White House Wants Ideas For "Bootstrapping a Solar System Civilization"
MarkWhittington writes Tom Kalil, the Deputy Director for Policy for the White House Office of Science and Technology Policy and Senior Advisor for Science, Technology and Innovation for the National Economic Council, has an intriguing Tuesday post on the OSTP blog. Kalil is soliciting ideas for "bootstrapping a solar system civilization." Anyone interested in offering ideas along those lines to the Obama administration can contact a special email address that has been set up for that purpose. The ideas that Kalil muses about in his post are not new for people who have studied the question of how to settle space at length. The ideas consist of sending autonomous robots to various locations in space to create infrastructure using local resources with advanced manufacturing technology, such as 3D printing. The new aspect is that someone in the White House is publicly discussing these concepts.
The subject line says it all, but just to clarify it a bit more, the global power requirement for 2020 is projected to be under 22 TW (we use 20 TW or so right now, depending on how you measure it).

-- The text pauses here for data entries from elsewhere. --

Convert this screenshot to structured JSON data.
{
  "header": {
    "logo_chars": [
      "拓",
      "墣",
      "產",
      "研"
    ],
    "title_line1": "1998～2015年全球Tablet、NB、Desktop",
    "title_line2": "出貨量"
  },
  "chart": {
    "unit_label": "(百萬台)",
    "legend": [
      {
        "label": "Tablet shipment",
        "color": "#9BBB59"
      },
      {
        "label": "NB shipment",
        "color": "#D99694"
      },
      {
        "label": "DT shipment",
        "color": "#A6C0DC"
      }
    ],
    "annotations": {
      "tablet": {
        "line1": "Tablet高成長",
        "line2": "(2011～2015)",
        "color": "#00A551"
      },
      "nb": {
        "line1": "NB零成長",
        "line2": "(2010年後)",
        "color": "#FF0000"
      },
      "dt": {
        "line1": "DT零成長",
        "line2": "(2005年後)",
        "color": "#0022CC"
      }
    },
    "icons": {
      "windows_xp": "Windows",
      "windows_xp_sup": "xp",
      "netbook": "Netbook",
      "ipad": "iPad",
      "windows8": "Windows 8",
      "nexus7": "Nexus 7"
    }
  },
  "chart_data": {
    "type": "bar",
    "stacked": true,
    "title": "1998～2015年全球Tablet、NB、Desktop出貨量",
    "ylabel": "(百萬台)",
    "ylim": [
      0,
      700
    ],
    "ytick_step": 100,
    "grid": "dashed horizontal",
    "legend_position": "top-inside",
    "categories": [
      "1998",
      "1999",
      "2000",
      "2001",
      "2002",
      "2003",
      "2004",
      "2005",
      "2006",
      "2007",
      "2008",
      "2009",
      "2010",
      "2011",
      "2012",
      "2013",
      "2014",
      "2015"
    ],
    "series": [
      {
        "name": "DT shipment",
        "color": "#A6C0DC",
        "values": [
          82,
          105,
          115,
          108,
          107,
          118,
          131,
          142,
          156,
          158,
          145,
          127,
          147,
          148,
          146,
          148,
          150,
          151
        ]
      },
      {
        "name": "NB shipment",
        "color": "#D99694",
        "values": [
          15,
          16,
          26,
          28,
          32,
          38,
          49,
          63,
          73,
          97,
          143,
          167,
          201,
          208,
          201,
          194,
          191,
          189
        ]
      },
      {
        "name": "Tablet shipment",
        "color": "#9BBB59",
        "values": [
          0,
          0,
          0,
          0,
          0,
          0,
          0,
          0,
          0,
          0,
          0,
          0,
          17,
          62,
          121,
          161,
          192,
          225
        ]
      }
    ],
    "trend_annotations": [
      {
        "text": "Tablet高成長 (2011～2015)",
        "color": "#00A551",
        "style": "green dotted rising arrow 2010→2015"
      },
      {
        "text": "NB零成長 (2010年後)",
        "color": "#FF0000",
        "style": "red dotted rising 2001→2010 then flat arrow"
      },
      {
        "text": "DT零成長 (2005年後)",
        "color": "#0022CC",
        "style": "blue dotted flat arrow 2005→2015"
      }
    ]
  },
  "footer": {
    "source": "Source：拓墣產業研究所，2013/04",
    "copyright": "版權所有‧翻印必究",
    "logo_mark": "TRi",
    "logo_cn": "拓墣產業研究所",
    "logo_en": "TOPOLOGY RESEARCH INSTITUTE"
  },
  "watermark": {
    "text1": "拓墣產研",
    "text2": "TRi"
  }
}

In contrast, mean solar insolation on the planet is around 150,000 TW at ground level. It doesn't take a mathematical genius to work out from this that our civilization's power needs are completely insignificant compared to the power arriving from the Sun, by orders of magnitude.
Of course we can't harness those 150,000 TW, but 22 TW could be captured using very little acreage (0.015% of the Earth's surface) in any sunny desert, and there are lots of those available. Only a tiny fraction would be needed.
So, I don't know where someone got the idea that solar energy cannot meet our needs, it's so hugely wrong that it's funny.
But wait, the above figures are at ground level . Do you realize how much power could be harnessed in Low Earth Orbit and beamed down safely at low power density? (Design studies for this have already been made.) The amount of power available in LEO is so mind-blowingly enormous that doing a calculation becomes completely pointless. It's astronomic. And we don't have to stop at LEO.
Sorry to burst the bubble of your misconceptions, but you're wrong. Solar energy is, for all human intents and purposes, limitless.